O professor Gadig chegou a emitir, a pedido do Instituto Argonauta, um laudo confirmando o ataque contra a idosa, com detalhes da análise, incluindo o desenho de um esquema que explica como a mordedura de um tubarão se encaixa no ferimento deixado em sua perna.

"Como se não bastasse a dificuldade em obter informações junto às autoridades sobre as ocorrências, com imagens detalhadas, ainda somos surpreendidos com essa declaração", disse Gallo Neto. "Claro que a probabilidade de ocorrerem novos ataques é muito baixa, pois morre mais gente com acidentes envolvendo cocos que caem de plantas do que em ataques de tubarão. Mas dizer que eles não ocorreram, nesses dois locais, seria impossível".

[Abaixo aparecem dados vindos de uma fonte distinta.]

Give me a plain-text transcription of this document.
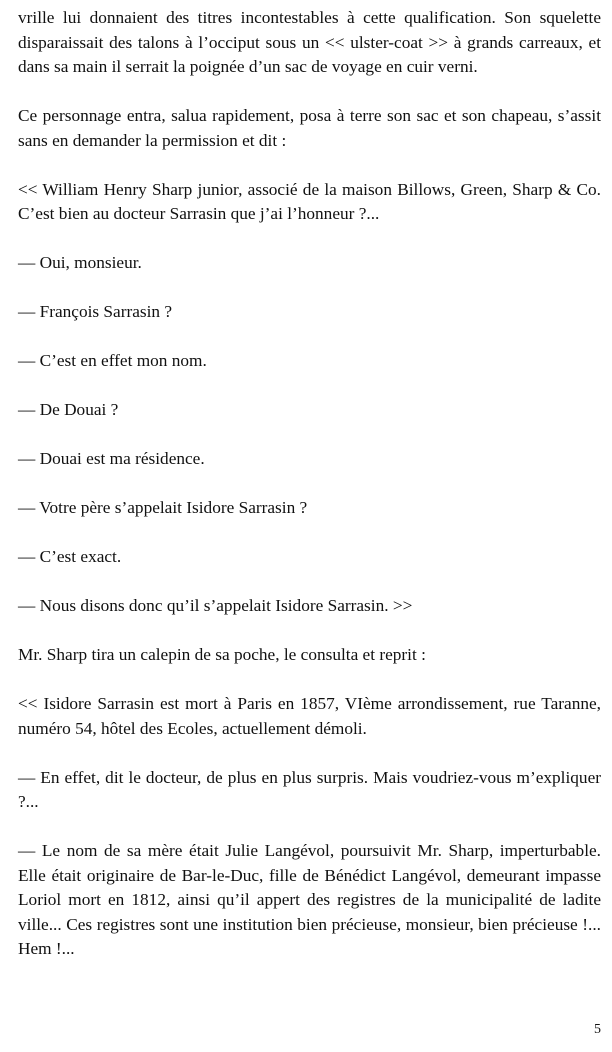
vrille lui donnaient des titres incontestables à cette qualification. Son squelette disparaissait des talons à l’occiput sous un << ulster-coat >> à grands carreaux, et dans sa main il serrait la poignée d’un sac de voyage en cuir verni.

Ce personnage entra, salua rapidement, posa à terre son sac et son chapeau, s’assit sans en demander la permission et dit :

<< William Henry Sharp junior, associé de la maison Billows, Green, Sharp & Co. C’est bien au docteur Sarrasin que j’ai l’honneur ?...

— Oui, monsieur.

— François Sarrasin ?

— C’est en effet mon nom.

— De Douai ?

— Douai est ma résidence.

— Votre père s’appelait Isidore Sarrasin ?

— C’est exact.

— Nous disons donc qu’il s’appelait Isidore Sarrasin. >>

Mr. Sharp tira un calepin de sa poche, le consulta et reprit :

<< Isidore Sarrasin est mort à Paris en 1857, VIème arrondissement, rue Taranne, numéro 54, hôtel des Ecoles, actuellement démoli.

— En effet, dit le docteur, de plus en plus surpris. Mais voudriez-vous m’expliquer ?...

— Le nom de sa mère était Julie Langévol, poursuivit Mr. Sharp, imperturbable. Elle était originaire de Bar-le-Duc, fille de Bénédict Langévol, demeurant impasse Loriol mort en 1812, ainsi qu’il appert des registres de la municipalité de ladite ville... Ces registres sont une institution bien précieuse, monsieur, bien précieuse !... Hem !...

5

O oceanógrafo afirmou que entregou os laudos à prefeita ainda na semana passada, assim que os recebeu do especialista da Unesp. "Ela tem as informações, sabe dos detalhes. Não há como contestar um estudo baseado em ciência. Para confirmar uma mordedura de tubarão, são estudados diversos aspectos, e é necessário seguir uma metodologia científica para isso".

Discurso inalterado

"Não mudo uma vírgula do nosso alerta. É preciso que as pessoas fiquem atentas, que aprendam que o mar possui uma rica vida marinha e que é preciso tomar certas precauções antes de entrar na água", afirma Gallo Neto. "É fato que nossas autoridades precisam estar mais bem preparadas para cuidar dos registros de relatos, levantamento de evidências e, principalmente, prestar atendimento de emergência em casos envolvendo tubarões".

Nas duas situações ocorridas na cidade, os especialistas disseram que os turistas tiveram sorte em não sofrer uma mordida completa dos tubarões. No caso da idosa, especificamente, se o animal tivesse fechado a boca ao morder sua perna, ela simplesmente poderia ter perdido toda a musculatura da panturrilha.

O UOL procurou a prefeita de Ubatuba, Flávia Pascoal, mas até a publicação desta reportagem, não houve resposta à solicitação. O espaço segue aberto e será atualizado caso haja manifestação.